House Majority Whip James Clyburn (D-S.C.) last week compared the defund the police slogan with rioters chanting “Burn, baby, burn!” in the 1960s. Clyburn told The New York Times that the call to take money away from police departments was “cutting the throats of the party.”

Clyburn added, “I know exactly where my constituents are. They are against that and I’m against that.”

A report released in May, commissioned by three liberal-leaning groups, pointed to Republican attacks on “defund the police” as one reason why Democrats did not do as well as they expected in congressional races last November, even as Biden won the presidency.

The report, principally authored by two veteran Democratic strategists, found that the defund slogan was “just one of the multiple issues that Republicans used to paint Democrats as radicals.”

Republicans believe the rising salience of crime as a political issue is to their party’s benefit.
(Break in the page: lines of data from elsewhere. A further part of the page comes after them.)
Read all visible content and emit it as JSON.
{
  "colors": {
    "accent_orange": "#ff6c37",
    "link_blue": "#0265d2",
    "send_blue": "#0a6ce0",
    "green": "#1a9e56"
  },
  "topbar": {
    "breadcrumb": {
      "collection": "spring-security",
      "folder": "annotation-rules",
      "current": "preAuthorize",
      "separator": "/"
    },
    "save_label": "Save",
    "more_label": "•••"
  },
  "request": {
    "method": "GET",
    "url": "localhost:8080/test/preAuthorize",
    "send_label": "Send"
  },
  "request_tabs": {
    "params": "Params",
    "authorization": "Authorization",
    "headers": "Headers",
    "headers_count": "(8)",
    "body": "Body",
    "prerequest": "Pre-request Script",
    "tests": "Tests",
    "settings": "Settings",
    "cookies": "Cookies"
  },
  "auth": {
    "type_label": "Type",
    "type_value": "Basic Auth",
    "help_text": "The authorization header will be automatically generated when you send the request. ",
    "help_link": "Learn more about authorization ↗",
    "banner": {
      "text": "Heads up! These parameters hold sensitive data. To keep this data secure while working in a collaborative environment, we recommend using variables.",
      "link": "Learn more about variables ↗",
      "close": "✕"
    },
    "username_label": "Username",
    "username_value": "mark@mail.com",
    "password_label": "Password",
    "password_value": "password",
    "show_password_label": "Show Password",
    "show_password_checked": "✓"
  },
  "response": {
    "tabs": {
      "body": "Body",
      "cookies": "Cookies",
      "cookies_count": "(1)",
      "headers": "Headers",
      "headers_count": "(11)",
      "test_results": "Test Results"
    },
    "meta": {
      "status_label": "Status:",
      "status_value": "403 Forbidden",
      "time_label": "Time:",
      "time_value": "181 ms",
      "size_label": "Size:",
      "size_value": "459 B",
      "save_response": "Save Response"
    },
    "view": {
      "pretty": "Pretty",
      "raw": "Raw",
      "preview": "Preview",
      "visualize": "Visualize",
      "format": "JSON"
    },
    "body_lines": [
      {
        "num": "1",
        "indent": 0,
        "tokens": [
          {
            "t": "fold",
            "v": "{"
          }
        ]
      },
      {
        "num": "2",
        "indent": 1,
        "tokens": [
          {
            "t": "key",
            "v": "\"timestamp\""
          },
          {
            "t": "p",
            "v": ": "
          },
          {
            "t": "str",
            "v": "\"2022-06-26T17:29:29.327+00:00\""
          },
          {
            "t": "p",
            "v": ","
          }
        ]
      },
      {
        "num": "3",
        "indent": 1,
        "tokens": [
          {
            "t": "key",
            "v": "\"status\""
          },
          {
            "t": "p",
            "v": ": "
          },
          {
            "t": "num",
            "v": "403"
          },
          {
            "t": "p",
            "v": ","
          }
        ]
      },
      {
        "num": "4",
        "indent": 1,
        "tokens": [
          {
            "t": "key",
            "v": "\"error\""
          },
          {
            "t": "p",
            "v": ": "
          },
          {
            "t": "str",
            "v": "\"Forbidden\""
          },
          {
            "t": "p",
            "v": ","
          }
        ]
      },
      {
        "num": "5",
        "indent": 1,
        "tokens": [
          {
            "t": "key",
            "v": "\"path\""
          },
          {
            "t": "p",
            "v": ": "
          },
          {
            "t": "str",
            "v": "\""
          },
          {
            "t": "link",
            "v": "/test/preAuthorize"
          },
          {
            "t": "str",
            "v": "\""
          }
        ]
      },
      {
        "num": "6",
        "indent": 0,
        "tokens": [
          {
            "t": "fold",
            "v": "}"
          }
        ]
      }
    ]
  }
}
“The rise in crime is putting Democrats on defense across the country,” said Matt Mackowiak, a GOP strategist and the party’s chairman in Travis County, Texas. 

Mackowiak noted that the issue is easy to over-simplify, saying that he believes many Americans actually favor police reform, but are turned off by proposals that seem too antagonistic toward law enforcement.

Overall, he added, “if you look at polling, the public has generally given Republicans higher marks on crime and public safety.”

There are other complexities to the issue.

Some Democrats have proven effective in rebutting GOP charges that suggest they might be soft on crime. 

Rep. Melanie Stansbury (D-N.M.) easily retained the seat vacated by Interior Secretary Deb Haaland in a special election in early June, despite coming under harsh Republican attack on the issue.

Stansbury hit back with an ad featuring law enforcement officers testifying on her behalf. The head of the House Democrats’ campaign arm, Rep. Sean Patrick Maloney (D-N.Y.), soon afterward told Greg Sargent of The Washington Post, “We believe that Melanie Stansbury created a template for how to respond.”

Other Democrats have suggested trying to cast Republicans as unsupportive of police. 

Exhibit A in that case is the GOP’s downplaying of the Jan. 6 riot at the U.S. Capitol. About 140 police officers suffered injuries that day, having come under attack by a mob seeking to overturn the result of the presidential election.

The well-known Democratic strategist James Carville penned a Wall Street Journal op-ed in May, urging members of his party to pin the increase in crime on former President Trump. 

“A lawless president created the perfect storm for the crime crisis America now faces,” Carville wrote.

There is, too, the possibility that rising crime will strengthen the hand of centrist figures within the Democratic Party over their more militant colleagues. 

This appears to be what has happened in New York City’s mayoral race, where former cop Eric Adams leads the Democratic primary by a clear margin after first-preference votes have been counted. Adams has endorsed putting more police on the subways, among other measures.

Only one strong advocate of cutting police budgets — civil rights lawyer Maya Wiley — finished among the top four Democratic candidates in the first round of New York voting.

Still, Democrats could be moving into a difficult period, at least in the short term.

Crime almost always rises in the summer months. 

If it does so again this year, the political temperature will get uncomfortably hot for the president’s party.